After sparking off a frenzy among investors in many countries, the bitcoin came to be viewed as a risky proposition following the fall of Japan-based Mt. Gox - once the world's largest bitcoin exchange.
Noting that bitcoins are not legal tender, the US market watchdog has said the use and exchange of this virtual currency could be restricted by any government.
Issuing the alert, SEC's Office of Investor Education and Advocacy said it is to make investors aware about the potential risks of investments involving bitcoin and other forms of virtual currency.
"A new product, technology, or innovation - such as bitcoin - has the potential to give rise both to frauds and high-risk investment opportunities," the alert said.
"Potential investors can be easily enticed with the promise of high returns in a new investment space and also may be less skeptical when assessing something novel, new and cutting-edge," it noted.
Flagging off security concerns with regard to this virtual currency, the US regulator noted that bitcoin exchanges may stop operating or permanently shut down due to fraud, technical glitches, hackers or malware.

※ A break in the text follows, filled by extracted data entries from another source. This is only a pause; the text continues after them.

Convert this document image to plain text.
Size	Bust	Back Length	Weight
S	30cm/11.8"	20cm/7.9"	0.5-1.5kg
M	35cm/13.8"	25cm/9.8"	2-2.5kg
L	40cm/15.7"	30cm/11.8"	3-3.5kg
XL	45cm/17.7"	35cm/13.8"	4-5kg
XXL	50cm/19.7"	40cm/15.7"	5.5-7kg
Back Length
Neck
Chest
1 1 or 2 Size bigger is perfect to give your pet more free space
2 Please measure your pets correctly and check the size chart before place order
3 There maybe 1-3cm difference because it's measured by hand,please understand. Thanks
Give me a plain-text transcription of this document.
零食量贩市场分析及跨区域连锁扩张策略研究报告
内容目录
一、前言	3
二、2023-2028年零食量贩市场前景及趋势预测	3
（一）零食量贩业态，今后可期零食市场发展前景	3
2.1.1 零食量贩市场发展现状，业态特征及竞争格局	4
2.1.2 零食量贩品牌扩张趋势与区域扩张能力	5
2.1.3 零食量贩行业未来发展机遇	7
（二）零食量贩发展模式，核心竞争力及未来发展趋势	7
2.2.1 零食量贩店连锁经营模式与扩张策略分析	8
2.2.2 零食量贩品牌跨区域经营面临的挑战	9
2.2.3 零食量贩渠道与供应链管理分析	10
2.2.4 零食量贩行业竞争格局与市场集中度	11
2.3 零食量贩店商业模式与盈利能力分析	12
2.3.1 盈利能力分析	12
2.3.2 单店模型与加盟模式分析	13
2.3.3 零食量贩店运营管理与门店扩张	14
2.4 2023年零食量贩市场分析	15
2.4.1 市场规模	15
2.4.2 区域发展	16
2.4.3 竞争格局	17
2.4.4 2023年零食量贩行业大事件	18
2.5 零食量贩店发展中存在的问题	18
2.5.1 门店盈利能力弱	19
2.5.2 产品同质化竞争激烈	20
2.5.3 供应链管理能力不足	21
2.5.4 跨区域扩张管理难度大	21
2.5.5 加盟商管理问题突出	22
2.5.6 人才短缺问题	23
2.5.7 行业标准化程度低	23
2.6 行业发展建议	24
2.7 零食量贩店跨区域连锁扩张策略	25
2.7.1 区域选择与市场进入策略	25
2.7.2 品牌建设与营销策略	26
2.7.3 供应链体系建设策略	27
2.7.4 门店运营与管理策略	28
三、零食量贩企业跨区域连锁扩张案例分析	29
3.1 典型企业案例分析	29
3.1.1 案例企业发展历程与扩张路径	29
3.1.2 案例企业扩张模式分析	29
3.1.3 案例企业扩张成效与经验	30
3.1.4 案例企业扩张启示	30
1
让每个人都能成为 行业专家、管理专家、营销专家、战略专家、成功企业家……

"Unlike traditional currencies, Bitcoin operates without central authority or banks and is not backed by any government."
This is not the first time American regulators are raising concerns about virtual currencies such as bitcoins. The market regulator had earlier warned about risks related to bitcoins in the context of ponzi schemes.
The Financial Industry Regulatory Authority (FINRA) recently cautioned investors about the risks of buying and using digital currency such as bitcoin.